I made some experiments with UpdateModel, Stretch, and also Squash. SSE2 is good for executing parallel calculations, otherwise it seems to be outperformed by FPU. Note that with FPU, you don't have the overhead of using conversion instructions(cvtdq**).
I have already used a lookup table for log2 function. Replacing the whole Squash formula by a LUT could be done in theory, but that would need to be a huge one since p0 ranges between -16,999999999... to +15,999999999. And reducing the mantissa would hurt the compression...

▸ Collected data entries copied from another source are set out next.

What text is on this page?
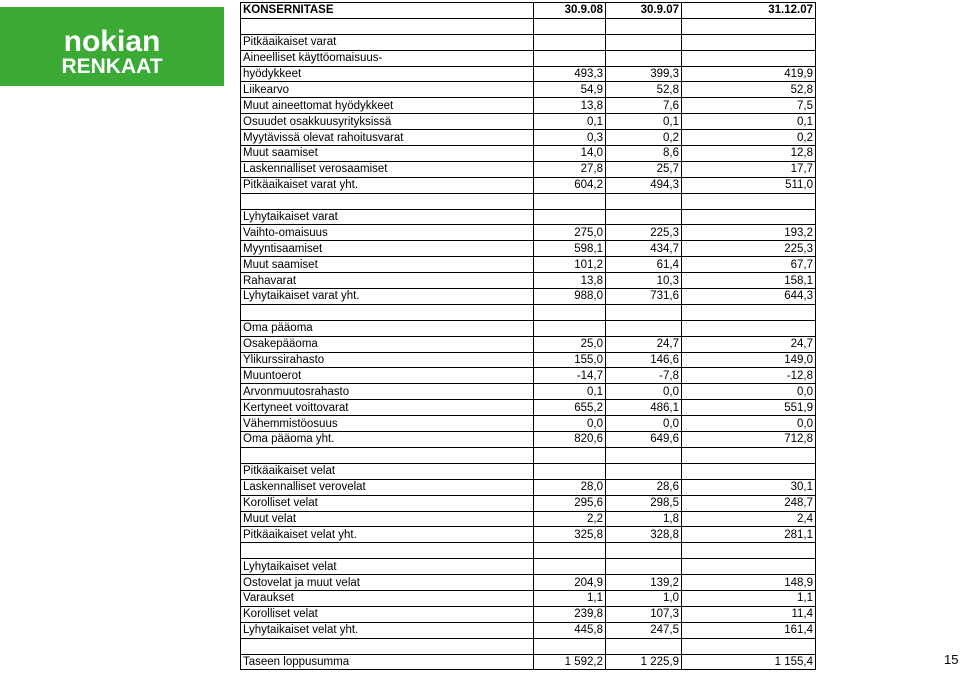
nokian
RENKAAT
KONSERNITASE	30.9.08	30.9.07	31.12.07

Pitkäaikaiset varat			
Aineelliset käyttöomaisuus-			
hyödykkeet	493,3	399,3	419,9
Liikearvo	54,9	52,8	52,8
Muut aineettomat hyödykkeet	13,8	7,6	7,5
Osuudet osakkuusyrityksissä	0,1	0,1	0,1
Myytävissä olevat rahoitusvarat	0,3	0,2	0,2
Muut saamiset	14,0	8,6	12,8
Laskennalliset verosaamiset	27,8	25,7	17,7
Pitkäaikaiset varat yht.	604,2	494,3	511,0

Lyhytaikaiset varat			
Vaihto-omaisuus	275,0	225,3	193,2
Myyntisaamiset	598,1	434,7	225,3
Muut saamiset	101,2	61,4	67,7
Rahavarat	13,8	10,3	158,1
Lyhytaikaiset varat yht.	988,0	731,6	644,3

Oma pääoma			
Osakepääoma	25,0	24,7	24,7
Ylikurssirahasto	155,0	146,6	149,0
Muuntoerot	-14,7	-7,8	-12,8
Arvonmuutosrahasto	0,1	0,0	0,0
Kertyneet voittovarat	655,2	486,1	551,9
Vähemmistöosuus	0,0	0,0	0,0
Oma pääoma yht.	820,6	649,6	712,8

Pitkäaikaiset velat			
Laskennalliset verovelat	28,0	28,6	30,1
Korolliset velat	295,6	298,5	248,7
Muut velat	2,2	1,8	2,4
Pitkäaikaiset velat yht.	325,8	328,8	281,1

Lyhytaikaiset velat			
Ostovelat ja muut velat	204,9	139,2	148,9
Varaukset	1,1	1,0	1,1
Korolliset velat	239,8	107,3	11,4
Lyhytaikaiset velat yht.	445,8	247,5	161,4

Taseen loppusumma	1 592,2	1 225,9	1 155,4	15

;Update Weights in the logistic domain, such as:
;Wi=Wi+(Learning Rate*((1-Symbol-(Squash/2^32))*Stretch i))
fstp Temp ;store Squash value in local data (float)
pcmpeqd xmm1,xmm1
psrld xmm1,31 ;xmm1 low dword=1
sub dword ptr Temp+4,2000000H ;substract 32 from exponent field
cmp MatchPrediction,2 ;MatchPrediction=2 if no match found
subss xmm1,Symbol ;xmm1=1-Symbol
movsd xmm3,Temp ;xmm3=Squash/2^32 (float 64 bits)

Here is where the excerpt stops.